On Jan. 18, Obama for America (later, Organizing for America) became Organizing for Action; on Jan. 24, the campaign’s former national field director, Jeremy Bird, launched the party’s plan to turn Texas into a battleground; and in the coming weeks, if successful, the president’s Department of Justice will begin the process of turning Louisiana blue.
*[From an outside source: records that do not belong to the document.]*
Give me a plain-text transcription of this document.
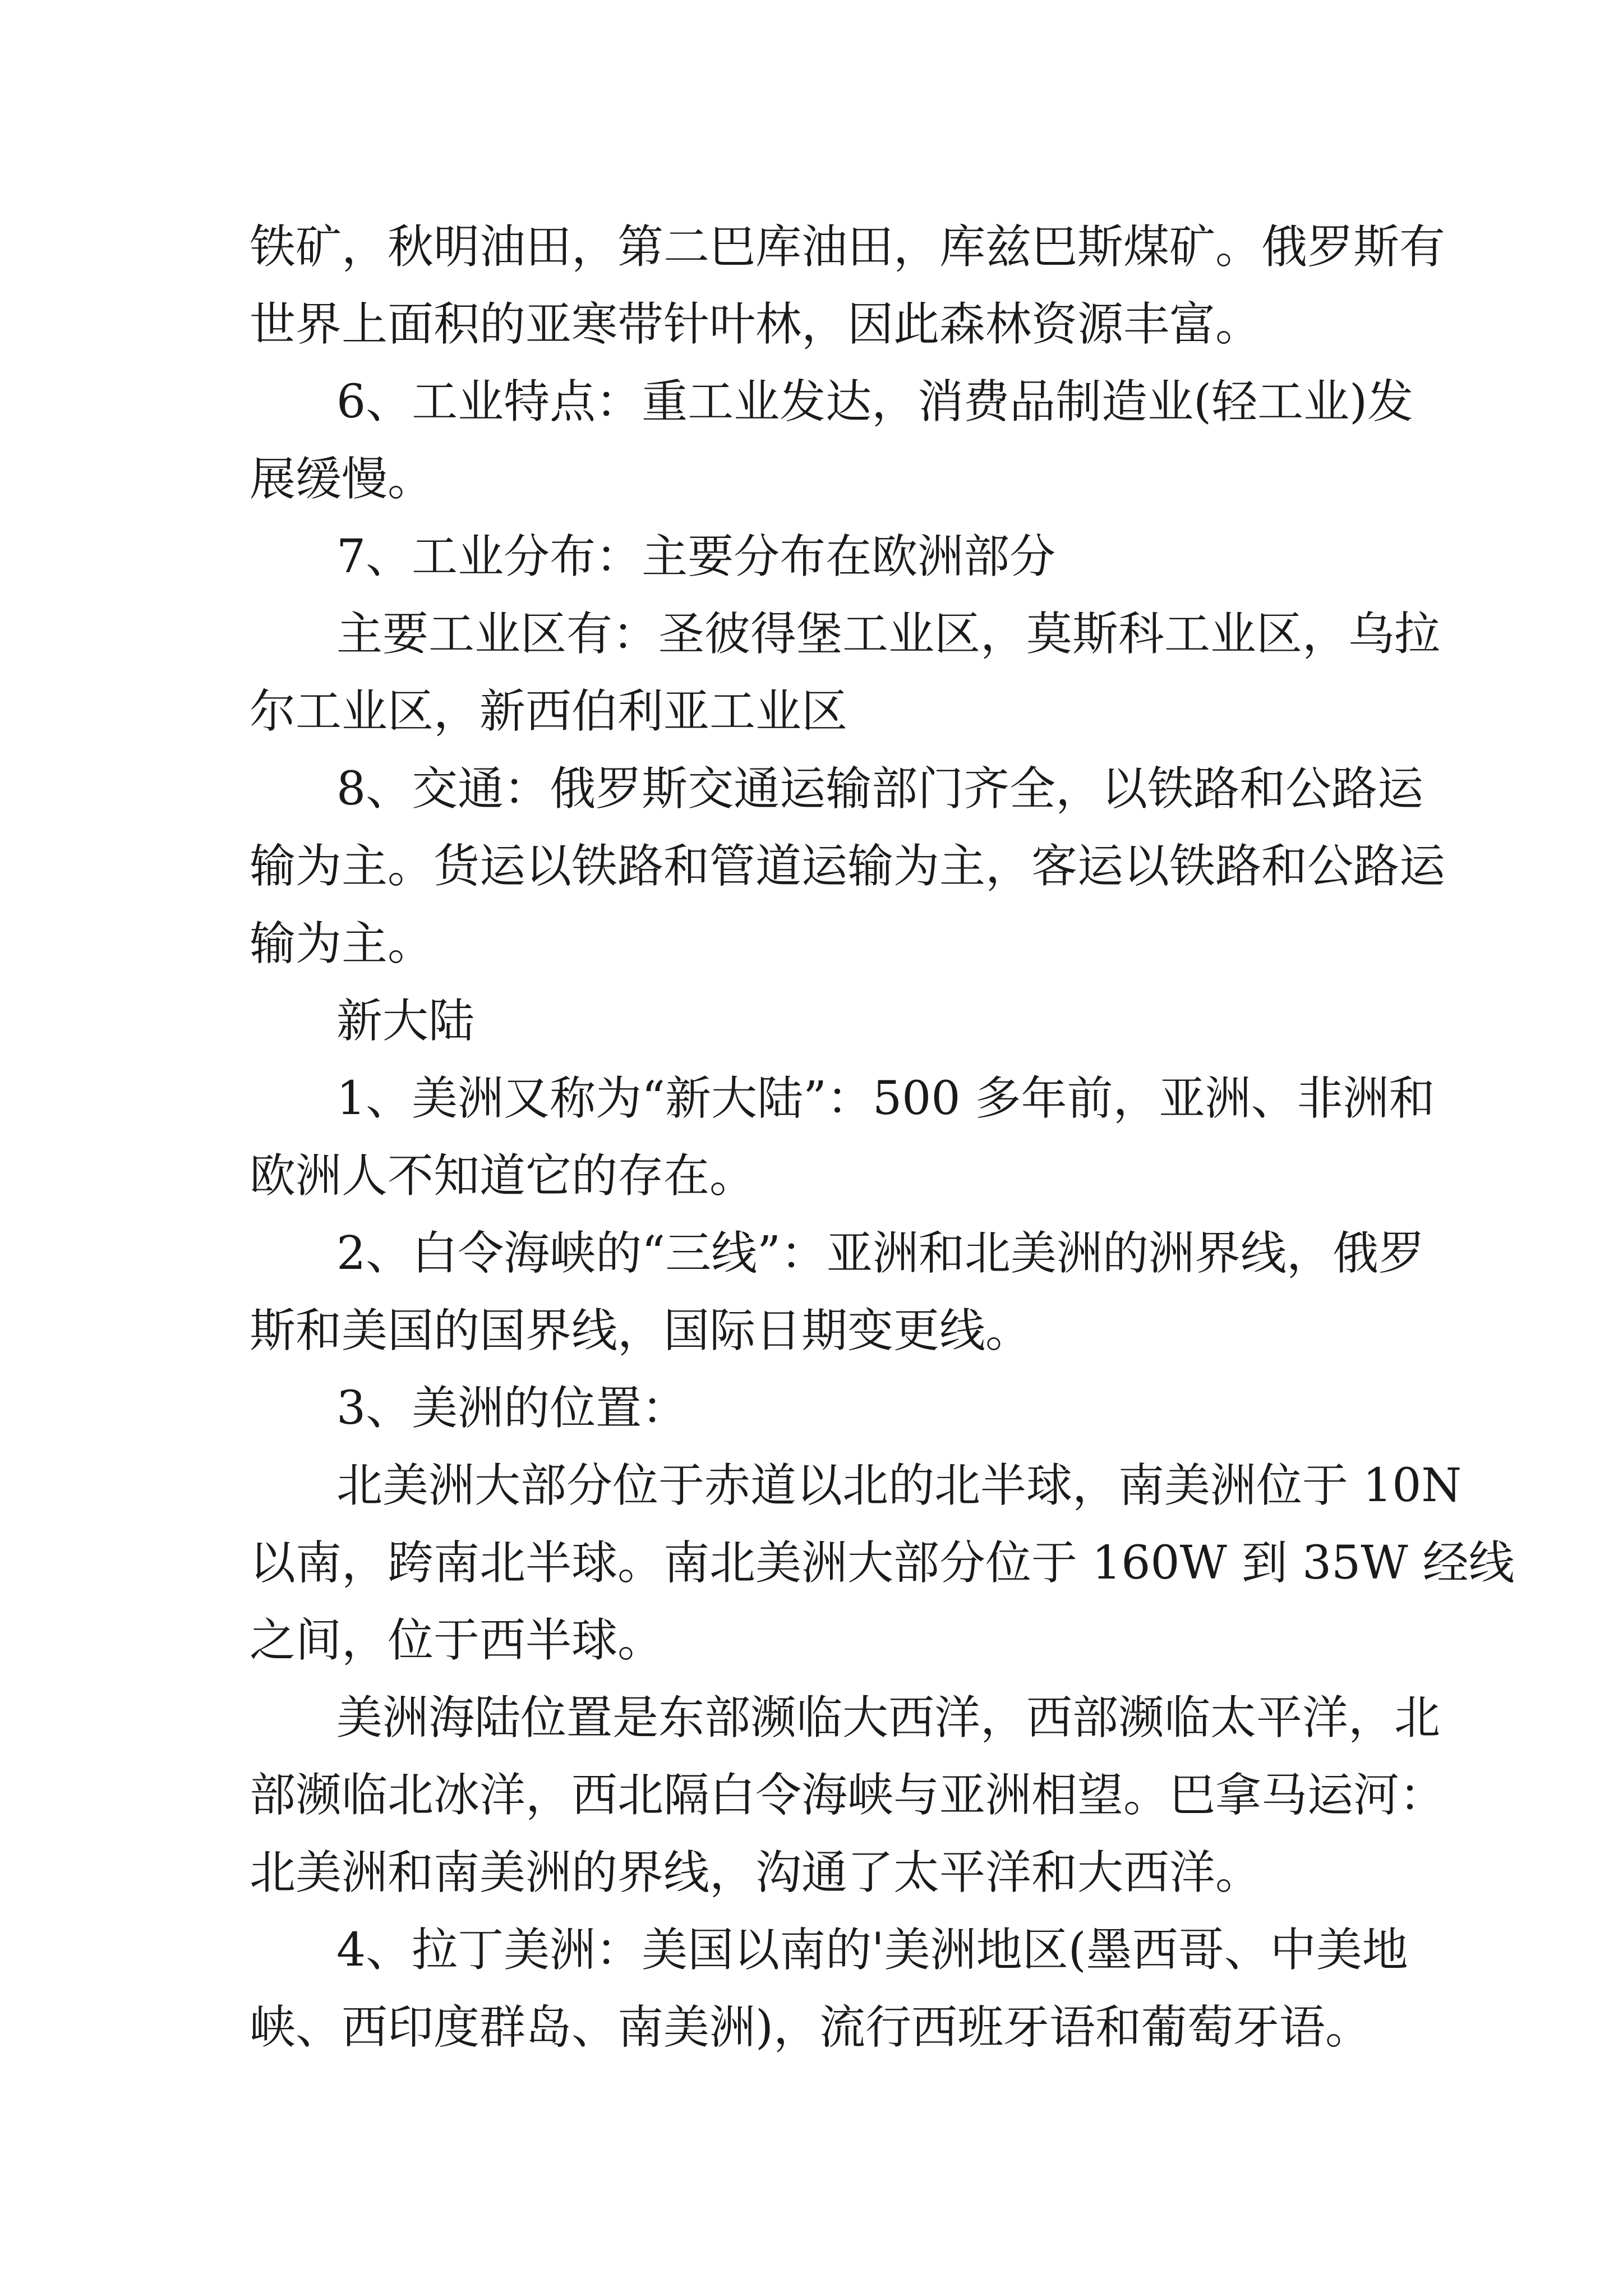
铁矿，秋明油田，第二巴库油田，库兹巴斯煤矿。俄罗斯有
世界上面积的亚寒带针叶林，因此森林资源丰富。
6、工业特点：重工业发达，消费品制造业(轻工业)发
展缓慢。
7、工业分布：主要分布在欧洲部分
主要工业区有：圣彼得堡工业区，莫斯科工业区，乌拉
尔工业区，新西伯利亚工业区
8、交通：俄罗斯交通运输部门齐全，以铁路和公路运
输为主。货运以铁路和管道运输为主，客运以铁路和公路运
输为主。
新大陆
1、美洲又称为“新大陆”：500 多年前，亚洲、非洲和
欧洲人不知道它的存在。
2、白令海峡的“三线”：亚洲和北美洲的洲界线，俄罗
斯和美国的国界线，国际日期变更线。
3、美洲的位置：
北美洲大部分位于赤道以北的北半球，南美洲位于 10N
以南，跨南北半球。南北美洲大部分位于 160W 到 35W 经线
之间，位于西半球。
美洲海陆位置是东部濒临大西洋，西部濒临太平洋，北
部濒临北冰洋，西北隔白令海峡与亚洲相望。巴拿马运河：
北美洲和南美洲的界线，沟通了太平洋和大西洋。
4、拉丁美洲：美国以南的'美洲地区(墨西哥、中美地
峡、西印度群岛、南美洲)，流行西班牙语和葡萄牙语。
Just how would they go about doing that? Simple, really: The first step toward winning a state in the modern age is a deep knowledge of who is in that state, allowing organizations to understand how to reach, and sway, those people. And a major, major step in that direction in the Big Easy is obtaining the voter roll information — we’re talking Social Security numbers, license numbers, dates of birth, mother’s maiden names, dates and places of registration, and all changes to updates to registrations — for 2.9 million Louisiana voters, as well as the computer source codes the secretary calls “essential to election integrity,” and turn all that over to the activists and data gurus that won the country for the president in 2008 and 2012. One of these potential recipients is Catalist — an organization the Capital Research Center called “the most powerful weapon in [the left's] arsenal,” and one that counted Obama for America among its long and illustrious list of (entirely progressive) clients.
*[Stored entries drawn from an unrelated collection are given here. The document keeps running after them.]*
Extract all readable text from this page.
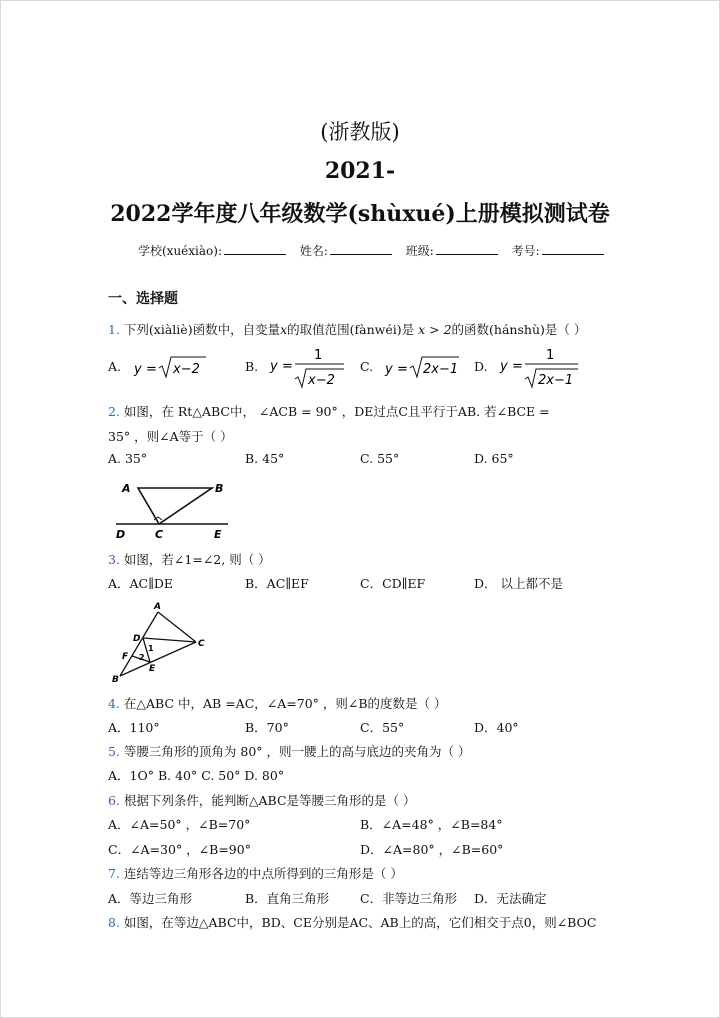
(浙教版)
2021-
2022学年度八年级数学(shùxué)上册模拟测试卷
学校(xuéxiào):	姓名:	班级:	考号:
一、选择题
1. 下列(xiàliè)函数中，自变量x的取值范围(fànwéi)是 x > 2的函数(hánshù)是（ ）
A. y = x−2	B. y =
1
x−2
C. y = 2x−1 D. y =
1
2x−1
2. 如图，在 Rt△ABC中， ∠ACB = 90° ，DE过点C且平行于AB. 若∠BCE =
35° ，则∠A等于（ ）
A. 35°	B. 45°	C. 55°	D. 65°
A	B
D	C	E
3. 如图，若∠1=∠2, 则（ ）
A．AC∥DE	B．AC∥EF	C．CD∥EF	D． 以上都不是
A
D	C
F
1
2
E
B
4. 在△ABC 中，AB =AC，∠A=70° ，则∠B的度数是（ ）
A．110°	B．70°	C．55°	D．40°
5. 等腰三角形的顶角为 80° ，则一腰上的高与底边的夹角为（ ）
A．1O° B. 40° C. 50° D. 80°
6. 根据下列条件，能判断△ABC是等腰三角形的是（ ）
A．∠A=50° ，∠B=70°	B．∠A=48° ，∠B=84°
C．∠A=30° ，∠B=90°	D．∠A=80° ，∠B=60°
7. 连结等边三角形各边的中点所得到的三角形是（ ）
A．等边三角形	B．直角三角形 C．非等边三角形 D．无法确定
8. 如图，在等边△ABC中，BD、CE分别是AC、AB上的高，它们相交于点0，则∠BOC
Sound nefarious? Well, it is. And this, in real time, is how it is playing out:
The DOJ is suing Louisiana Secretary of State Thomas Schedler, the Louisiana Department of Health and Hospitals (DHH), DHH Secretary Bruce Greenstein, the Louisiana Department of Children and Family Services (DCFS) and DCFS Secretary Ruth Johnson under Section 7 of the National Voter Registration Act of 1993, which requires states to register voters at welfare handout locations (they call these “public assistance” programs).
Louisiana, they charge, has not been registering welfare recipients with the “sufficient vigor” they think the 1993 law — at least the one section they choose to enforce — requires. (RELATED: Schedler: DOJ selectively enforcing 1993 Voter Rights law for ‘political agenda’)
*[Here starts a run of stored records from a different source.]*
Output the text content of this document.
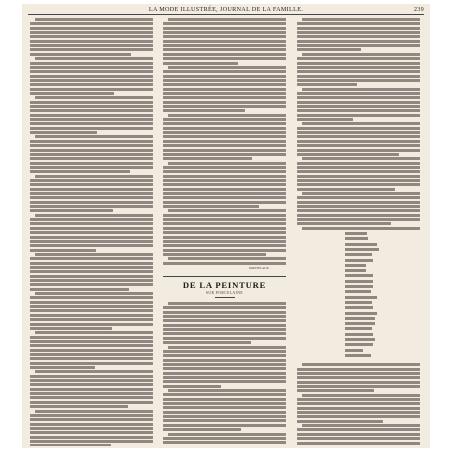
LA MODE ILLUSTRÉE, JOURNAL DE LA FAMILLE.	239
MONTFLAUE.
DE LA PEINTURE
SUR PORCELAINE
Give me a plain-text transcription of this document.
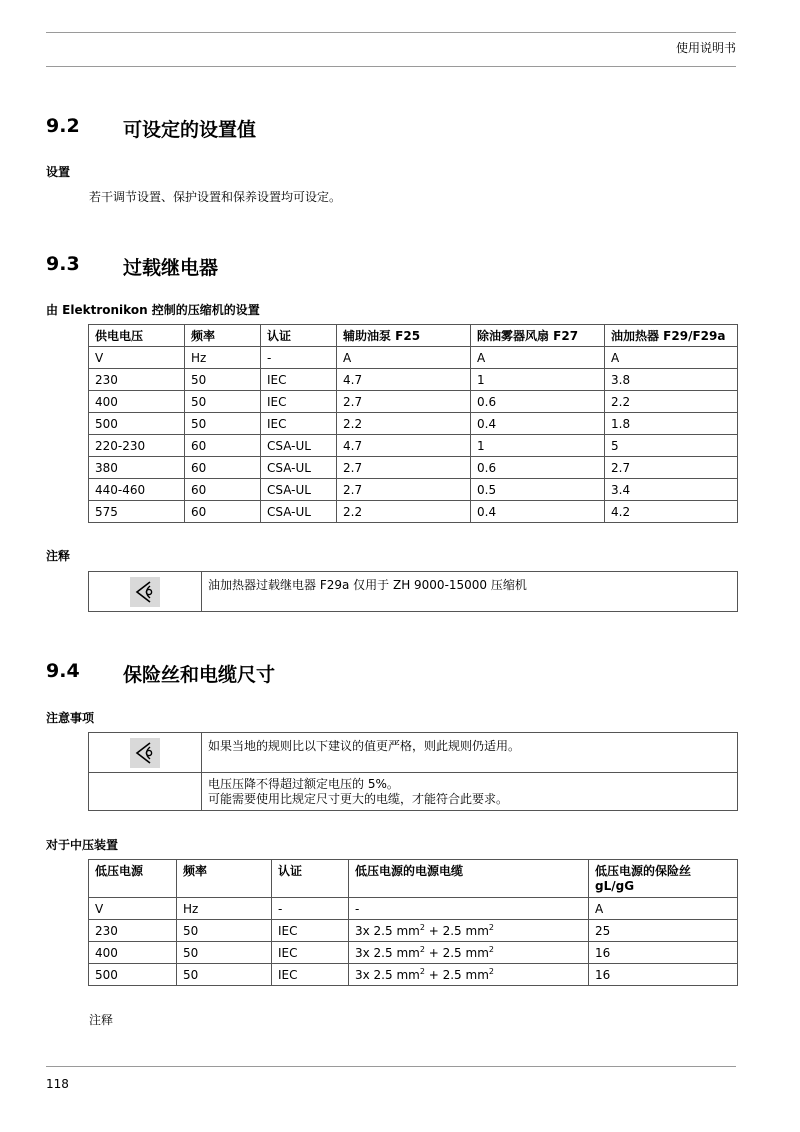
使用说明书
9.2 可设定的设置值
设置
若干调节设置、保护设置和保养设置均可设定。
9.3 过载继电器
由 Elektronikon 控制的压缩机的设置
供电电压	频率	认证	辅助油泵 F25	除油雾器风扇 F27	油加热器 F29/F29a
V	Hz	-	A	A	A
230	50	IEC	4.7	1	3.8
400	50	IEC	2.7	0.6	2.2
500	50	IEC	2.2	0.4	1.8
220-230	60	CSA-UL	4.7	1	5
380	60	CSA-UL	2.7	0.6	2.7
440-460	60	CSA-UL	2.7	0.5	3.4
575	60	CSA-UL	2.2	0.4	4.2
注释
	油加热器过载继电器 F29a 仅用于 ZH 9000-15000 压缩机
9.4 保险丝和电缆尺寸
注意事项
	如果当地的规则比以下建议的值更严格，则此规则仍适用。

	电压压降不得超过额定电压的 5%。
可能需要使用比规定尺寸更大的电缆，才能符合此要求。
对于中压装置
低压电源	频率	认证	低压电源的电源电缆	低压电源的保险丝
gL/gG

V	Hz	-	-	A
230	50	IEC	3x 2.5 $mm^2 + 2.5$ $mm^2$	25
400	50	IEC	3x 2.5 $mm^2 + 2.5$ $mm^2$	16
500	50	IEC	3x 2.5 $mm^2 + 2.5$ $mm^2$	16
注释
118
Sounds likely enough, right? Louisiana, by the admission of Schedler himself, has a troubled past when it comes to voting corruption. Who would be surprised that the DOJ’s Civil Rights Division is taking an interest? But despite the insistence of professional race baiters across the country, the year is 2013, and here are a few voter facts to go with the hip new times: About 84 percent of eligible voters in Louisiana are registered, putting it in fourth place nationally; Louisiana’s 67.9 percent 2012 turnout was nine points above the national average and makes it one of three states with improved turnout from 2008; it was one of the first in the country to allow online voter registration; and it was one of the first to provide access to voter registration status at any time online. So now that the ghost of the KKK is out of the way, let’s take a look what’s going on here:
The DOJ launched their lawsuit on July 12, 2011 — less than three months after an April 19 lawsuit was launched by Project Vote and the National Association for the Advancement of Colored People (NAACP) on pretty much the same grounds. Seriously: According to Voteguards.org — a website supporting Mr. Schedler and others in similar situations — the cases were so similar, “the defendants in the two identical cases attempted to have them merged into a single case in an effort to save hundreds of thousands of dollars in legal costs, but to no avail.”